FWIW, I think anyone using something like this: https://discourse.getdbt.com/t/extracting-schema-and-model-names-from-the-filename/575 would be impacted by the same / a similar problem(s), at some level somewhere in their project.

github-actions[bot] commented 1 year ago

This issue has been marked as Stale because it has been open for 180 days with no activity. If you would like the issue to remain open, please remove the stale label or comment on the issue, or it will be closed in 7 days.

alexrosenfeld10 commented 1 year ago

Commenting to keep this open

Callumoco commented 1 year ago

I've just come across this behaviour too and was struggling to understand why sources weren't changing their database value even though I configured the macro to do so.

In my case I want any source that uses a PROD_ database to use the DEV_ database instead, when the non-live profile is used.

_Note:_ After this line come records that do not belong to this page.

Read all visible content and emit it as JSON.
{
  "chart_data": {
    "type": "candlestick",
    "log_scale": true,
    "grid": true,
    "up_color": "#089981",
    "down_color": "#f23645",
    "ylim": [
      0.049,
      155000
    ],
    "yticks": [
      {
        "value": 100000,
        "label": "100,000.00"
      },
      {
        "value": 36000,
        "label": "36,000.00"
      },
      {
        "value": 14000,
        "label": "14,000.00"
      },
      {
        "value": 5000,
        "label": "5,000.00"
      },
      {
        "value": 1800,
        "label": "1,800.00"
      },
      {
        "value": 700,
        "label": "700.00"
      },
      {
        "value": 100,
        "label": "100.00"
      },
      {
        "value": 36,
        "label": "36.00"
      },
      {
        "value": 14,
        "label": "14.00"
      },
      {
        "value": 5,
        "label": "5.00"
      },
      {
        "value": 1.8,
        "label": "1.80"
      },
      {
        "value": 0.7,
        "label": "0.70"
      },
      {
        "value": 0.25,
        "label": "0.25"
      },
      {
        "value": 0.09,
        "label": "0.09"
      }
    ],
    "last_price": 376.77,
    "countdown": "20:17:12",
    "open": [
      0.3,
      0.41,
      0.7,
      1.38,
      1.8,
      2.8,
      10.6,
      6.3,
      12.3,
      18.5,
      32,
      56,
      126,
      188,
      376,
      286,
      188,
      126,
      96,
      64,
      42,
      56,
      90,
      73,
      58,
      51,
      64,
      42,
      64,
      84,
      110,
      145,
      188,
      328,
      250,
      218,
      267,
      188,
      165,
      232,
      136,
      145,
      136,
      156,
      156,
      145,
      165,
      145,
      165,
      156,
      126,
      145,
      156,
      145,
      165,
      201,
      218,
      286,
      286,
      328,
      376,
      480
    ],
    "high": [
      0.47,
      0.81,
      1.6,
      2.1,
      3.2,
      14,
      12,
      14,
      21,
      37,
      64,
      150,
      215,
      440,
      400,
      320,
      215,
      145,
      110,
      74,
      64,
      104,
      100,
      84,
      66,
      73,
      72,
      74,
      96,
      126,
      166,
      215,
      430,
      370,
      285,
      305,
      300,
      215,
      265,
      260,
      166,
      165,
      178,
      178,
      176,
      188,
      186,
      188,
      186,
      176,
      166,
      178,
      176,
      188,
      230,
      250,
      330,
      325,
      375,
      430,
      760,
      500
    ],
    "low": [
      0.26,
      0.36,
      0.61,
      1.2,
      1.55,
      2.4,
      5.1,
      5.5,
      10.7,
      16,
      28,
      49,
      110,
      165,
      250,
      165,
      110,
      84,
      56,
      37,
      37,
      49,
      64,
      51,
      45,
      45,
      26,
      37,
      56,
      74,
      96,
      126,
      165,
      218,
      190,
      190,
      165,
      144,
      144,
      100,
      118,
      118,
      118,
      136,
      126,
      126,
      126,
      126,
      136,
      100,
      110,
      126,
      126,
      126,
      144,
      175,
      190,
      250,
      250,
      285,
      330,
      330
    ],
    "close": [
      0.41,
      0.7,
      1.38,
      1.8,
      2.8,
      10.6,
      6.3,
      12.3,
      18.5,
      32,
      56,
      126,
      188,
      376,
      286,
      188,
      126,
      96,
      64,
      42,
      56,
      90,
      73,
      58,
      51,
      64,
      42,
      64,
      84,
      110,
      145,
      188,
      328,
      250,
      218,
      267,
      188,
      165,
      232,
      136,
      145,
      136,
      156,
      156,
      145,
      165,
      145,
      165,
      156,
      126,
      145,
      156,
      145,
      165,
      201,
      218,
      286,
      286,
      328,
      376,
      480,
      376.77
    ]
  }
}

# generate_database_name.sql

# Does not work for sources

{% macro generate_database_name(custom_database_name, node) -%}

    {%- set default_database = target.database -%}
    {%- if custom_database_name is none -%}

        {{ default_database }}

    {%- elif target.name == "non-live" and custom_database_name[:5] | upper == "PROD_" -%}

        {{ "DEV_" ~ custom_database_name[5:] }}

     {%- else -%}

        {{ custom_database_name | trim }}

    {%- endif -%}

{%- endmacro %}

For now the below Jinja logic works, it's just not very user friendly for developers when it comes to adding a new source. Would love for this to be a flag or setting in a future version.

# sources.yml
version: 2

sources:
  - name: source_name
    database: "{{ 'dev_database' if target.name == 'non-live' else 'prod_database' }}"
alexrosenfeld10 commented 1 year ago

I have the same workaround in place. Mine's a tiny bit different, posting in case you prefer:

version: 2

sources:
  - name: foo
    description: The foo data sources
    database: "reporting{{ '_' + target.database if not target.database.startswith('prod') }}"
    schema: foo
    tables:
      - name: a_table
github-actions[bot] commented 6 months ago

This issue has been marked as Stale because it has been open for 180 days with no activity. If you would like the issue to remain open, please comment on the issue or else it will be closed in 7 days.

github-actions[bot] commented 6 months ago

Although we are closing this issue as stale, it's not gone forever. Issues can be reopened if there is renewed community interest. Just add a comment to notify the maintainers.

avjkumar commented 3 months ago

👋 We do need to programmatically define sources for various security and compliance reasons. Is this a feature we can request or is there an update on this?